Run the second stage regression and report the results.

Code
# Run second stage regression: is_work ~ predicted_new_cases + controls
IV_is_work_2ndstage <- feols(
    fml = is_work ~ predicted_new_cases |
        driver_id + booking_date + city,
    data = data_driver
)

modelsummary(list(IV_is_work_1ststage, IV_is_work_2ndstage),
    stars = TRUE
)
(1) (2)
+ p < 0.1, * p < 0.05, ** p < 0.01, *** p < 0.001
other_city_new_cases -0.466***
(0.012)
predicted_new_cases 0.000
(0.001)
Num.Obs. 93467 93467
R2 0.491 0.662
R2 Adj. 0.473 0.650
R2 Within 0.225 0.000
R2 Within Adj. 0.225 0.000
AIC 328117.6 -7593.9
BIC 358852.8 23141.3
RMSE 1.35 0.22
Std.Errors by: driver_id by: driver_id
FE: driver_id X X
FE: booking_date X X
FE: city X X
Code
# We can also run the second stage regressions for other dependent variables
IV_income_2ndstage <- feols(
    fml = income ~ predicted_new_cases |
        driver_id + booking_date + city,
    data = data_driver
)

IV_n_order_2ndstage <- feols(
    fml = n_order ~ predicted_new_cases |
        driver_id + booking_date + city,
    data = data_driver
)

IV_avg_distance_2ndstage <- feols(
    fml = avg_distance ~ predicted_new_cases |
        driver_id + booking_date + city,
    data = data_driver
)

list(
    "Work" = IV_is_work_2ndstage,
    "shift income" = IV_income_2ndstage,
    "# orders" = IV_n_order_2ndstage,
    "avg distance" = IV_avg_distance_2ndstage
) %>%
    modelsummary(
        stars = TRUE,
        gof_map = "nobs"
    )
Work shift income # orders avg distance
+ p < 0.1, * p < 0.05, ** p < 0.01, *** p < 0.001
predicted_new_cases 0.000 0.122* 0.019** 0.023
(0.001) (0.052) (0.007) (0.015)
Num.Obs. 93467 93467 93467 93467

The instrumental variable analyses reveal that the causal effect of new cases on shift decisions is not different from zero, suggesting that the number of new cases does not significantly affect drivers’ willingness to work.
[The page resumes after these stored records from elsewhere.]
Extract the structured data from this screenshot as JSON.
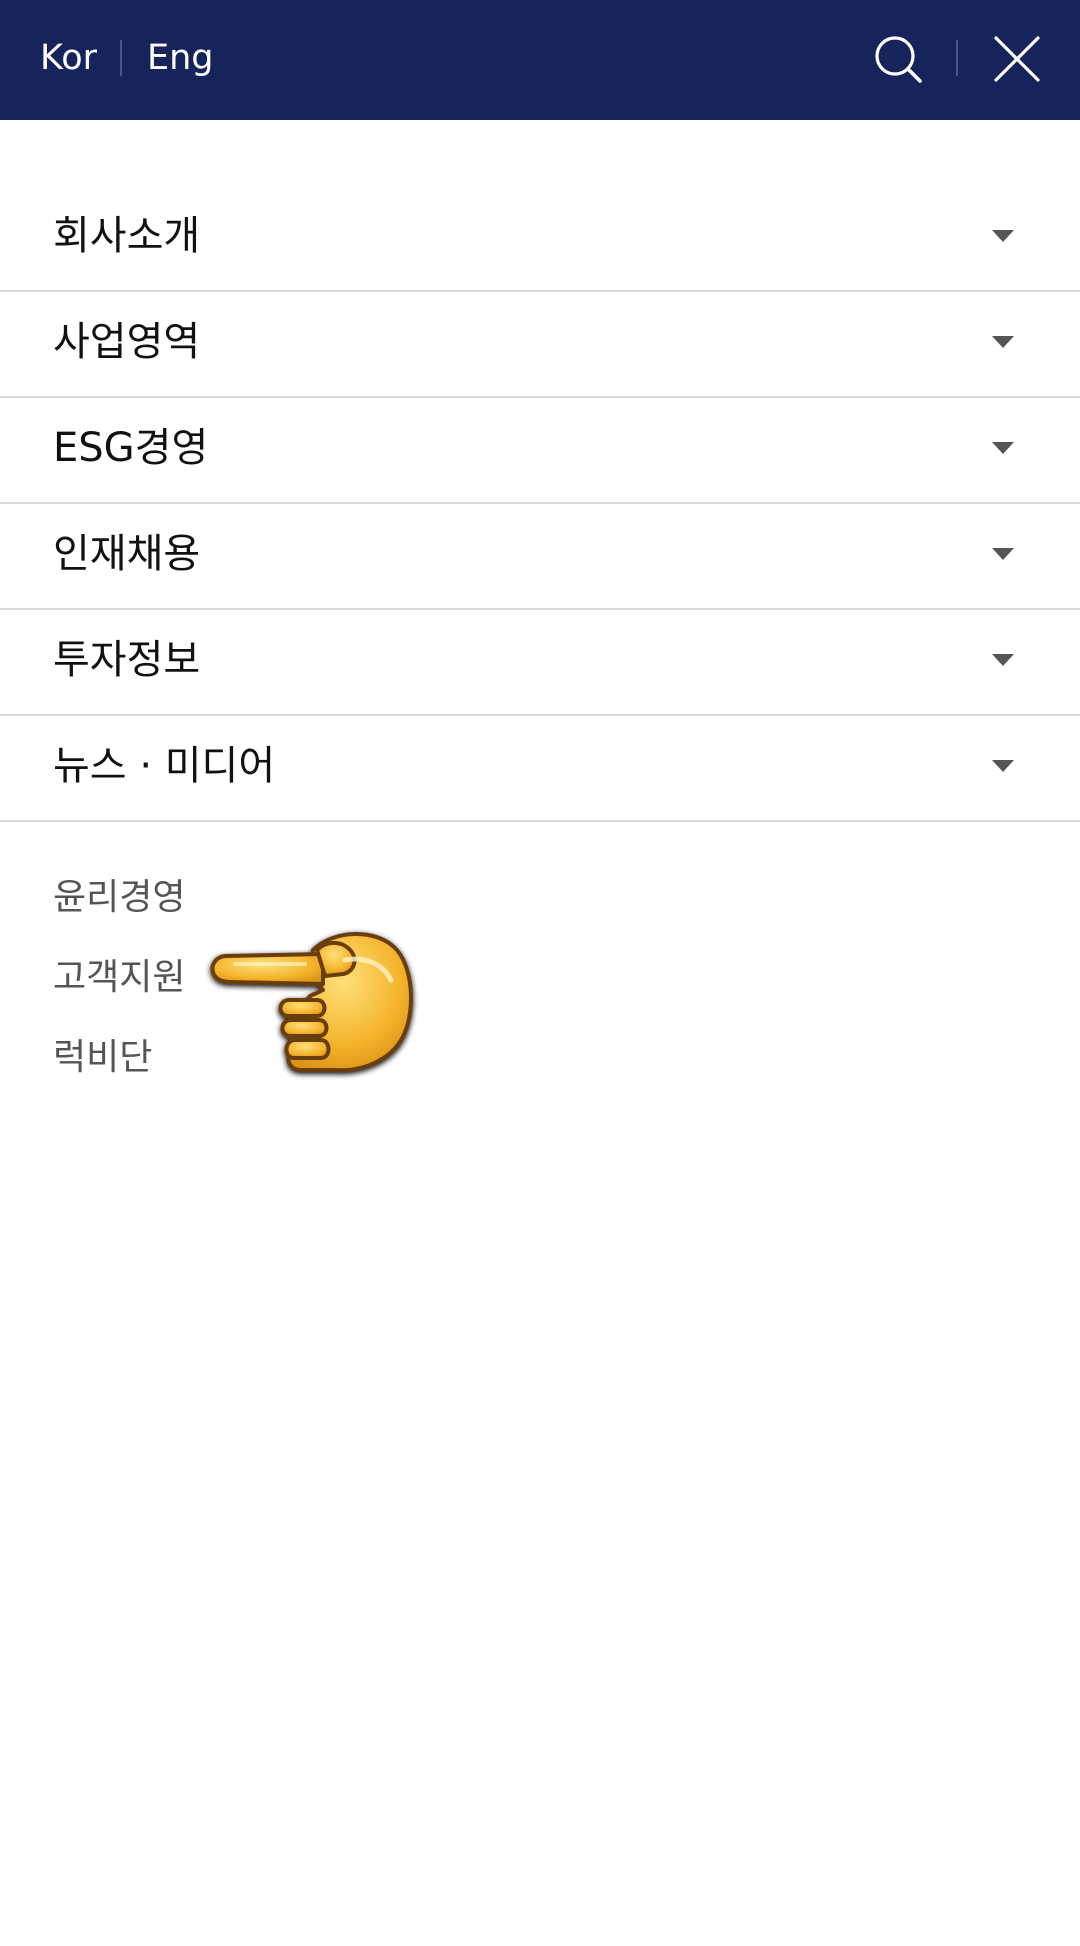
{
  "header": {
    "lang_kor": "Kor",
    "lang_eng": "Eng",
    "background_color": "#17245c",
    "icons": [
      "search-icon",
      "close-icon"
    ]
  },
  "menu": {
    "items": [
      {
        "label": "회사소개"
      },
      {
        "label": "사업영역"
      },
      {
        "label": "ESG경영"
      },
      {
        "label": "인재채용"
      },
      {
        "label": "투자정보"
      },
      {
        "label": "뉴스 · 미디어"
      }
    ],
    "caret_icon": "caret-down-icon"
  },
  "sub_links": [
    {
      "label": "윤리경영"
    },
    {
      "label": "고객지원"
    },
    {
      "label": "럭비단"
    }
  ],
  "overlay": {
    "icon": "pointing-hand-icon"
  }
}
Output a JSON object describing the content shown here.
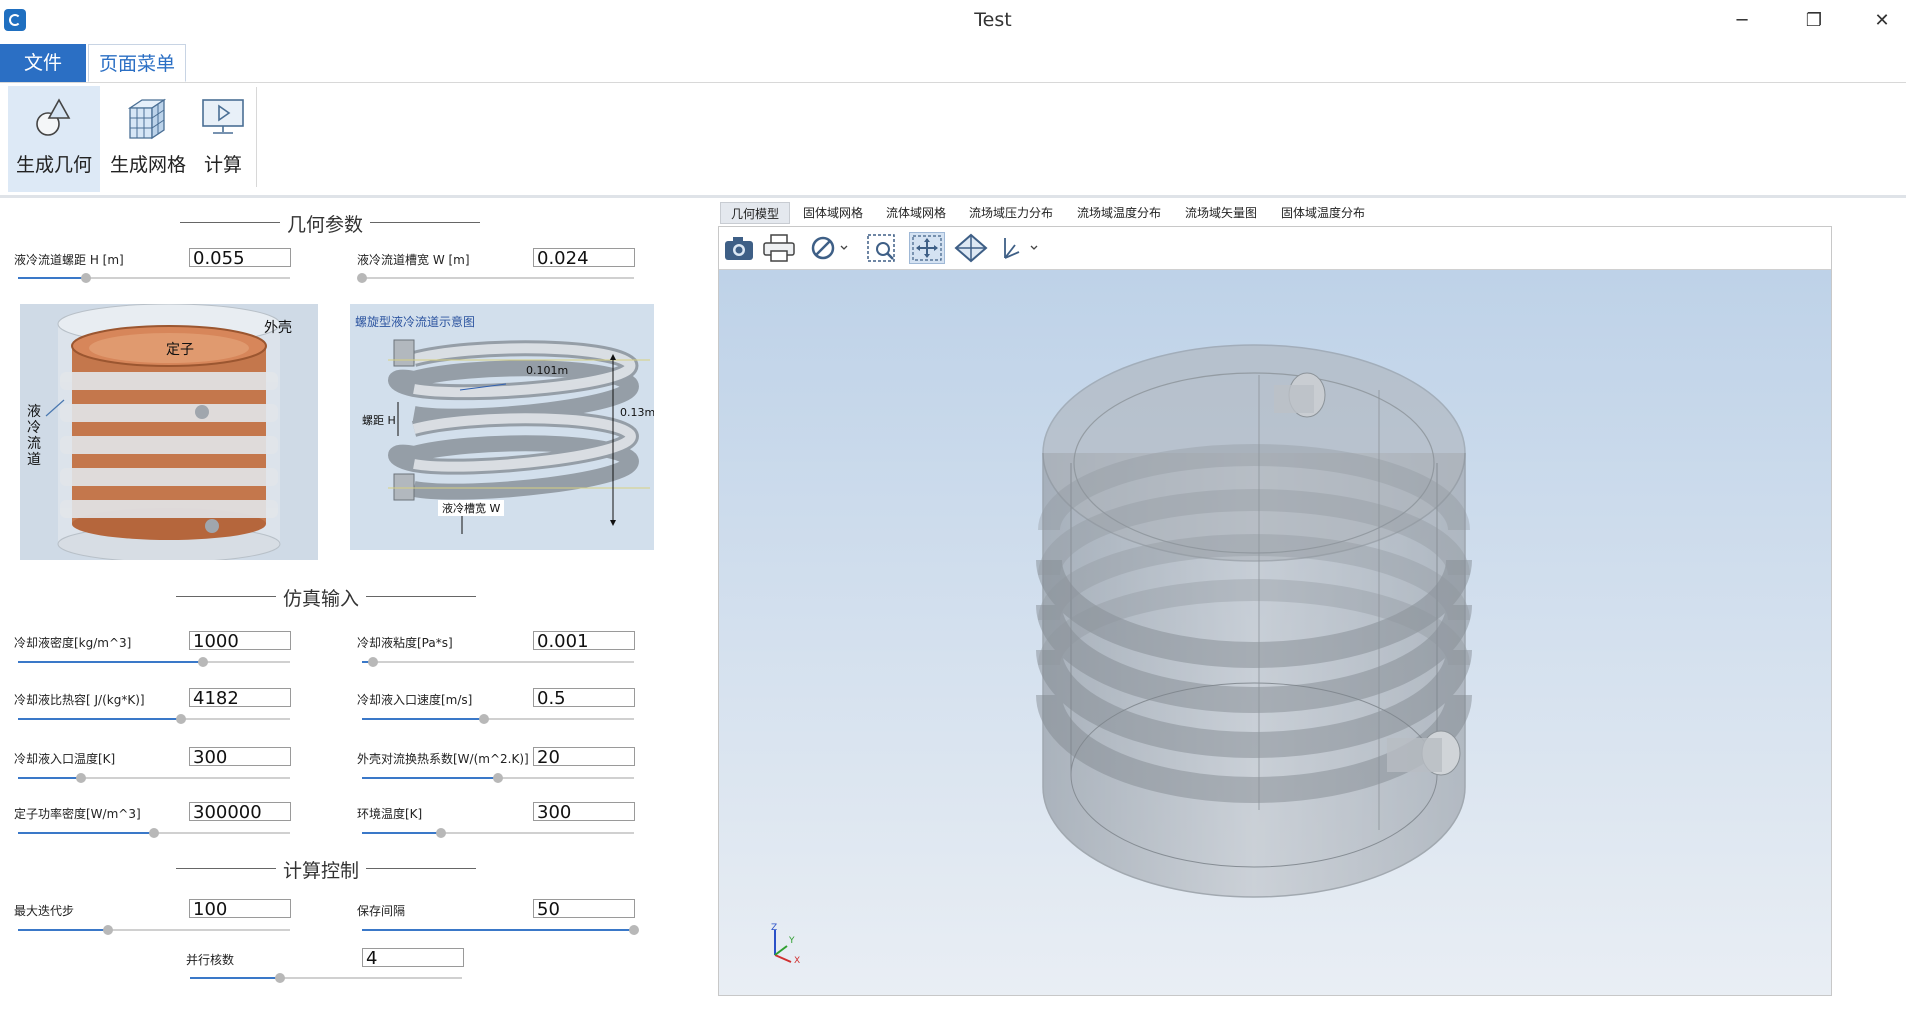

However, the number of new cases has a significant positve effect on the number of orders and a significant positive effect on shift income, indicating that the number of new cases increases the drivers’ earnings during the sample period.

References

Cramer, Judd, and Alan B. Krueger. 2016. “Disruptive Change in the Taxi Business: The Case of Uber.” American Economic Review 106 (5): 177–82. https://doi.org/10.1257/aer.p20161002.
Ford, Weixing, Jaimie W. Lien, Vladimir V. Mazalov, and Jie Zheng. 2019. “Riding to Wall Street: Determinants of Commute Time Using Citi Bike.” International Journal of Logistics Research and Applications 22 (5): 473–90.
Rysman, Marc. 2009. “The Economics of Two-Sided Markets.” Journal of Economic Perspectives 23 (3): 125–43.